On the application of generative adversarial networks for nonlinear modal analysis
This work addresses a gap in structural analysis for engineers by enabling nonlinear modal analysis, but it is incremental as it applies existing machine learning techniques to a new domain-specific problem.
The paper tackled the problem of developing a comprehensive basis for nonlinear modal analysis in structural engineering by proposing a machine learning scheme using cycle-consistent generative adversarial networks (cycle-GAN) and neural networks to map from a latent modal space to natural coordinates while imposing orthogonality. The method was tested on simulated and experimental data, showing efficiency in separating modes and providing a nonlinear superposition function with very good accuracy in most cases.

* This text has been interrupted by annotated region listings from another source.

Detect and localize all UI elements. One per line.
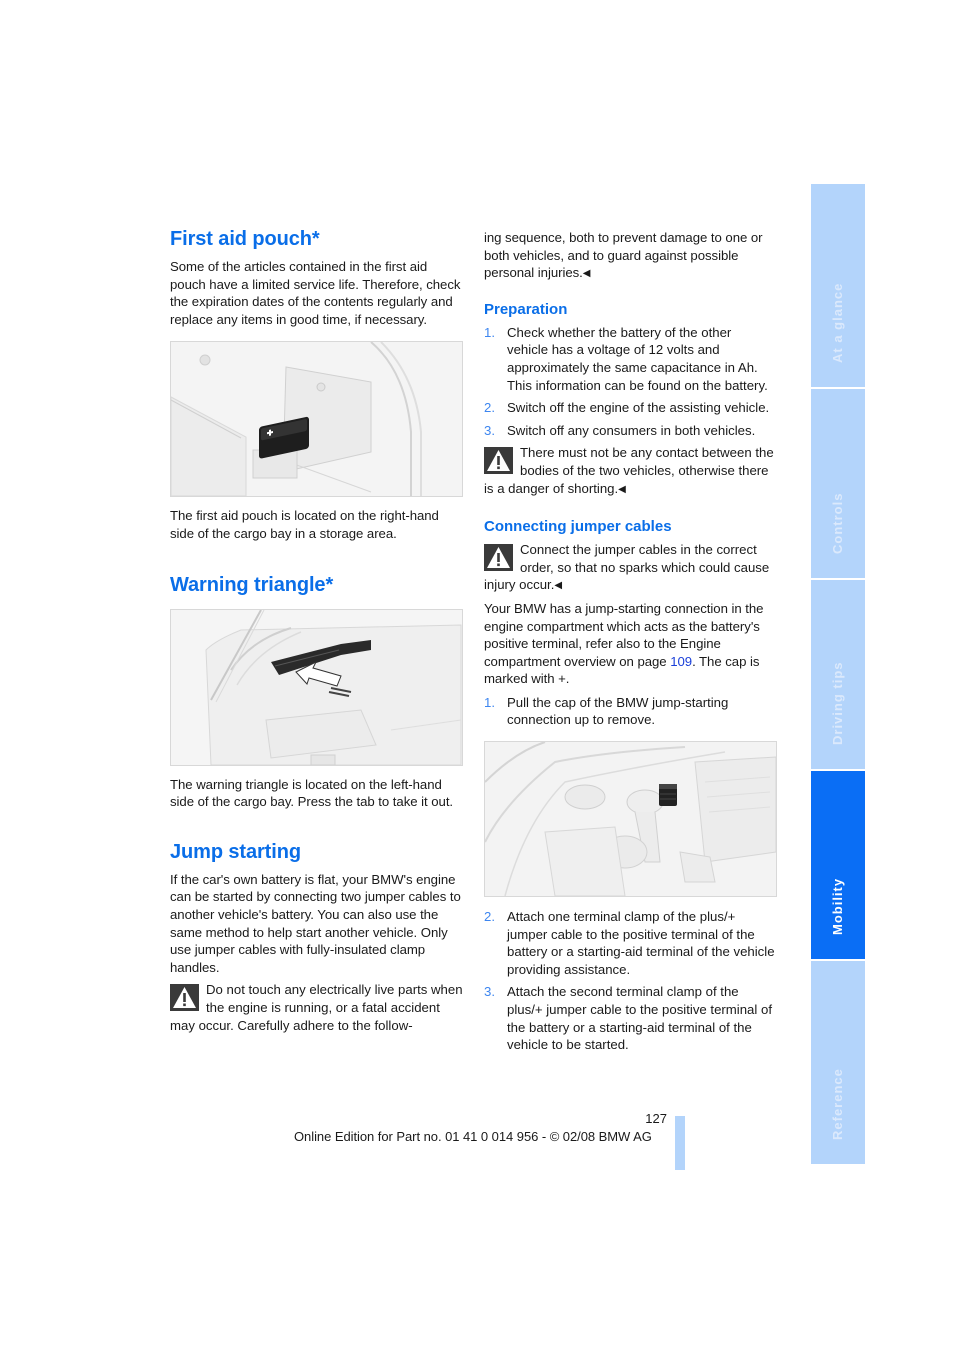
- step-number: 3.: [484, 984, 495, 1000]
- tab-reference[interactable]: Reference: [811, 961, 865, 1164]
- footer-accent-bar: [675, 1116, 685, 1170]
- first-aid-heading: First aid pouch*: [170, 228, 320, 250]
- warning-triangle-illustration: [171, 609, 462, 765]
- tab-label: Mobility: [830, 877, 845, 935]
- warning-triangle-figure: [170, 608, 463, 766]
- tab-label: At a glance: [830, 282, 845, 363]
- connecting-warning: Connect the jumper cables in the correct…: [484, 541, 776, 595]
- list-item: 3. Switch off any consumers in both vehic…: [484, 422, 776, 440]
- tab-label: Controls: [830, 492, 845, 554]
- first-aid-caption: The first aid pouch is located on the ri…: [170, 508, 439, 541]
- connection-description: Your BMW has a jump-starting connection …: [484, 600, 776, 688]
- jump-starting-warning: Do not touch any electrically live parts…: [170, 981, 466, 1034]
- shorting-warning: There must not be any contact between th…: [484, 444, 776, 498]
- step-text: Switch off any consumers in both vehicle…: [507, 422, 756, 438]
- jump-starting-heading: Jump starting: [170, 840, 301, 863]
- end-mark-icon: ◀: [582, 268, 591, 280]
- tab-at-a-glance[interactable]: At a glance: [811, 184, 865, 387]
- engine-compartment-illustration: [485, 742, 776, 897]
- warning-icon: [484, 544, 513, 572]
- step-number: 2.: [484, 909, 495, 925]
- page-number: 127: [645, 1111, 667, 1126]
- connecting-steps-a: 1. Pull the cap of the BMW jump-starting …: [484, 694, 776, 729]
- list-item: 2. Attach one terminal clamp of the plus/…: [484, 908, 776, 978]
- list-item: 1. Pull the cap of the BMW jump-starting …: [484, 694, 776, 729]
- step-number: 1.: [484, 694, 495, 710]
- step-text: Pull the cap of the BMW jump-starting co…: [507, 694, 729, 728]
- tab-label: Driving tips: [830, 661, 845, 745]
- footer-edition: Online Edition for Part no. 01 41 0 014 …: [294, 1129, 652, 1144]
- preparation-heading: Preparation: [484, 300, 568, 318]
- list-item: 1. Check whether the battery of the other…: [484, 324, 776, 394]
- page-link[interactable]: 109: [670, 654, 692, 669]
- preparation-steps: 1. Check whether the battery of the other…: [484, 324, 776, 440]
- warning-text-part1: Do not touch any electrically live parts…: [170, 982, 463, 1033]
- chapter-tabs: At a glance Controls Driving tips Mobili…: [811, 184, 865, 1166]
- warning-triangle-caption: The warning triangle is located on the l…: [170, 776, 454, 810]
- step-number: 1.: [484, 324, 495, 340]
- tab-label: Reference: [830, 1068, 845, 1140]
- step-text: Attach one terminal clamp of the plus/+ …: [507, 909, 775, 977]
- jump-starting-intro: If the car's own battery is flat, your B…: [170, 871, 461, 975]
- first-aid-pouch-illustration: [171, 342, 462, 497]
- step-number: 2.: [484, 400, 495, 416]
- warning-text: There must not be any contact between th…: [484, 445, 774, 496]
- tab-driving-tips[interactable]: Driving tips: [811, 580, 865, 769]
- end-mark-icon: ◀: [618, 483, 626, 495]
- warning-text: Connect the jumper cables in the correct…: [484, 542, 770, 593]
- right-column: ing sequence, both to prevent damage to …: [484, 229, 777, 1059]
- engine-compartment-figure: [484, 741, 777, 898]
- step-text: Attach the second terminal clamp of the …: [507, 984, 772, 1053]
- tab-mobility[interactable]: Mobility: [811, 771, 865, 959]
- warning-continuation: ing sequence, both to prevent damage to …: [484, 230, 763, 281]
- connecting-heading: Connecting jumper cables: [484, 518, 672, 536]
- first-aid-intro: Some of the articles contained in the fi…: [170, 259, 461, 327]
- warning-icon: [170, 984, 199, 1012]
- jump-start-cap: [659, 784, 677, 807]
- end-mark-icon: ◀: [554, 580, 563, 592]
- warning-text-part2: ing sequence, both to prevent damage to …: [484, 229, 776, 283]
- step-text: Switch off the engine of the assisting v…: [507, 400, 770, 416]
- step-number: 3.: [484, 422, 495, 438]
- warning-icon: [484, 447, 513, 475]
- step-text: Check whether the battery of the other v…: [507, 324, 768, 393]
- first-aid-figure: [170, 341, 463, 498]
- connecting-steps-b: 2. Attach one terminal clamp of the plus/…: [484, 908, 776, 1054]
- warning-triangle-heading: Warning triangle*: [170, 573, 334, 596]
- tab-controls[interactable]: Controls: [811, 389, 865, 578]
- list-item: 3. Attach the second terminal clamp of th…: [484, 983, 776, 1053]
- left-column: First aid pouch* Some of the articles co…: [170, 226, 466, 1034]
- list-item: 2. Switch off the engine of the assisting…: [484, 399, 776, 417]
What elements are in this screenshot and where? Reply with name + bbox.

Linear modal analysis is a useful and effective tool for the design and analysis of structures. However, a comprehensive basis for nonlinear modal analysis remains to be developed. In the current work, a machine learning scheme is proposed with a view to performing nonlinear modal analysis. The scheme is focussed on defining a one-to-one mapping from a latent `modal' space to the natural coordinate space, whilst also imposing orthogonality of the mode shapes. The mapping is achieved via the use of the recently-developed cycle-consistent generative adversarial network (cycle-GAN) and an assembly of neural networks targeted on maintaining the desired orthogonality. The method is tested on simulated data from structures with cubic nonlinearities and different numbers of degrees of freedom, and also on data from an experimental three-degree-of-freedom set-up with a column-bumper nonlinearity. The results reveal the method's efficiency in separating the `modes'. The method also provides a nonlinear superposition function, which in most cases has very good accuracy.